If the New York Jets and Giants play in East Rutherford, New Jersey, then Ian Eagle is going to show you the Garden State. Don’t expect to see shots of Central Park when CBS hits the B-roll.
“Welcome back to a little tour of downtown Hoboken,” Eagle said during Sunday’s Jets-Steelers broadcast. “We’re not going to be the crew that pretends we’re in New York when we’re in New Jersey. We’re going to show you New Jersey.”
“We’re not going to be the crew that pretends we’re in New York when we’re in New Jersey. We’re going to show you New Jersey.” – Ian Eagle. pic.twitter.com/cIITSOcH6K
— Awful Announcing (@awfulannouncing) September 7, 2025
J.J. Watt deferred to his partner, who had apparently been educating the Midwesterner about the area beforehand. Eagle was clearly enjoying himself, though he admitted Watt had eventually reached his limit during their prep conversations.
“You didn’t, at some point, want to hear about it anymore,” Eagle quipped about their earlier discussions. “You were like, ‘I’m good.'”
But Eagle was good on his word. Instead of the usual Manhattan skyline shots that most broadcasts default to, viewers got an actual tour of where the game was being played.
It’s a small thing, but it highlights something most people don’t think about when teams slap a city name on their jerseys. The “New York” Jets and “New York” Giants playing in New Jersey isn’t an accident or oversight; it’s definitely a calculated business decision.
Teams want the biggest market they can claim, not necessarily accuracy. If the Jets called themselves the East Rutherford Jets, they’d lose the cachet of being a “New York” team. They’d be telling millions of potential fans in the city that this isn’t really their team. By keeping the New York name while playing in Jersey, they get both markets.
Look at what the Angels did. They started as the Anaheim Angels, then became the Los Angeles Angels without moving anywhere. Eventually, they settled on the Los Angeles Angels of Anaheim, which makes no geographical sense but captures the massive LA market instead of just Orange County. The Dodgers weren’t thrilled about another “Los Angeles” team trying to poach their fans.

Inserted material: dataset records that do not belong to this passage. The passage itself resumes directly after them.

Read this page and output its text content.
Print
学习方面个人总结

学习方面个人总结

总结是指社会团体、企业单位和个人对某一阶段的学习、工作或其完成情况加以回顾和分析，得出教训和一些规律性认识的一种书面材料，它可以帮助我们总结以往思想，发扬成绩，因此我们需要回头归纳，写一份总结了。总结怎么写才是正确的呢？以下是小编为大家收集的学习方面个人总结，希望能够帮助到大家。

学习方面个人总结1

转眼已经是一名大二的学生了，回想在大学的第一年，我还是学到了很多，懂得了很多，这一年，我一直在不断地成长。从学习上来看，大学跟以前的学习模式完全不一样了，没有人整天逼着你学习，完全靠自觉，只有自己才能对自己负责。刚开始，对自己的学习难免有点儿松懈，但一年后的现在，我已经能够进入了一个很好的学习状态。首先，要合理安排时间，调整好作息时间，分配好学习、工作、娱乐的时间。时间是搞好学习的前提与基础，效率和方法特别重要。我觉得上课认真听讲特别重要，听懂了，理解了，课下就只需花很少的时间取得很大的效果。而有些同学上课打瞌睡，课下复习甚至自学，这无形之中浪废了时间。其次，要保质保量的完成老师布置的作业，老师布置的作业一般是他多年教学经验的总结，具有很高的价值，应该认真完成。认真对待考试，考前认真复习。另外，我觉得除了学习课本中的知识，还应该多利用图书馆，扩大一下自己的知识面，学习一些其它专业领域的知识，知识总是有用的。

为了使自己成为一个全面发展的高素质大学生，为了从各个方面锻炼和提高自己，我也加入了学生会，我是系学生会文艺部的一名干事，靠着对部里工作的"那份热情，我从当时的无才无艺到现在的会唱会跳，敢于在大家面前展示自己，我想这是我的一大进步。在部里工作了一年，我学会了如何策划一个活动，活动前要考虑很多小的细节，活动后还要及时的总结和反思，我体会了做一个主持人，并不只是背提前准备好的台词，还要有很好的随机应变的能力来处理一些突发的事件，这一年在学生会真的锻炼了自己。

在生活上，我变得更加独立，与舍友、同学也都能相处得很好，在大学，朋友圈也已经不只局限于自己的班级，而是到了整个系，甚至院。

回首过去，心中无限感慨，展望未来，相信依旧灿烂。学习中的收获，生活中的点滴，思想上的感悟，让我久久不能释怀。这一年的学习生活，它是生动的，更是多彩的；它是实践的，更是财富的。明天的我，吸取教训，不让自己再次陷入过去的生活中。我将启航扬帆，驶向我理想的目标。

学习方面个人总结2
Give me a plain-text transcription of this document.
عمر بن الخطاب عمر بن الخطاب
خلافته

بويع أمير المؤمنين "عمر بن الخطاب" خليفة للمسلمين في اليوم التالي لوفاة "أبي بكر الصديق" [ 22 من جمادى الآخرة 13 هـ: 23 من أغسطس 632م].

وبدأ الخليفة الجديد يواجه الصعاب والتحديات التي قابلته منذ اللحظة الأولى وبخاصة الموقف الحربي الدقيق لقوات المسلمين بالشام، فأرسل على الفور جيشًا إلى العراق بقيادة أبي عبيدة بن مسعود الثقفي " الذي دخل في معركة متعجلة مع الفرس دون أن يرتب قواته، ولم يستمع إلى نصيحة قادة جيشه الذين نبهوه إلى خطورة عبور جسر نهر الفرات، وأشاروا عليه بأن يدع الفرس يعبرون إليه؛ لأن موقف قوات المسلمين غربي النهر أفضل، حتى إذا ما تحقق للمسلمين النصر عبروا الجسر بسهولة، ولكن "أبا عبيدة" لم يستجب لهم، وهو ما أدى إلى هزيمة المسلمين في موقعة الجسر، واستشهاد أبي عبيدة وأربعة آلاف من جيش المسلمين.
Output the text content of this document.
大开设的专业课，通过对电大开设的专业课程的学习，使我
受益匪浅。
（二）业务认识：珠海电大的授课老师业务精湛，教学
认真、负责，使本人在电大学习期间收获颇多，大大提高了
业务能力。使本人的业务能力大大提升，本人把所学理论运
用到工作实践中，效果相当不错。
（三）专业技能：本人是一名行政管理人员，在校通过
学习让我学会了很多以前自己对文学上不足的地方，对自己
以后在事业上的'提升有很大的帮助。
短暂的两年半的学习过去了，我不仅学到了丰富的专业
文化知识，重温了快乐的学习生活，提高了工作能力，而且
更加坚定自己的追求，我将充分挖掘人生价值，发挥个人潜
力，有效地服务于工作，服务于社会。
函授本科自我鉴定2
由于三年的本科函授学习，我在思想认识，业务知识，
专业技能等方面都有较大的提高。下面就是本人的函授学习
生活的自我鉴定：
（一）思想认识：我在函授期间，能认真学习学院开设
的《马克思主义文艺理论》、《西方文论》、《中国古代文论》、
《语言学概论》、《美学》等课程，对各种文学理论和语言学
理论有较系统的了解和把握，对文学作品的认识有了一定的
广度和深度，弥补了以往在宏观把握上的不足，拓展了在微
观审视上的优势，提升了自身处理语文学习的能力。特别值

It’s smart marketing, but it creates this weird situation where everyone pretends teams play somewhere they don’t. Most broadcasts just go along with it, showing you the Manhattan skyline while calling it a “New York” game happening 10 miles away in a different state.
CBS — and Eagle — decided not to play that game. If you’re broadcasting from New Jersey, show New Jersey. It’s refreshing honesty from a broadcast that could have easily taken the safe route and shown the same generic city shots everyone expects.
It’s sort of the same issue Joel McHale and Kevin Clark have complained about with Seattle broadcasts. Every Seahawks or Huskies game shows the same Pike Place fish market shot of guys throwing fish. McHale has begged broadcasters to show literally anything else about Seattle, the Space Needle, the light rail construction, even condemned bridges. Just something different.
CBS took the opposite approach. Instead of defaulting to the Manhattan money shots that have nothing to do with where the game is actually happening, they showed viewers Hoboken and the actual area around MetLife Stadium.
The irony is that MetLife Stadium sits in one of the most densely populated areas in the country. There’s plenty to show beyond the standard NYC establishing shots.
Turns out, you can make good television without pretending you’re somewhere else.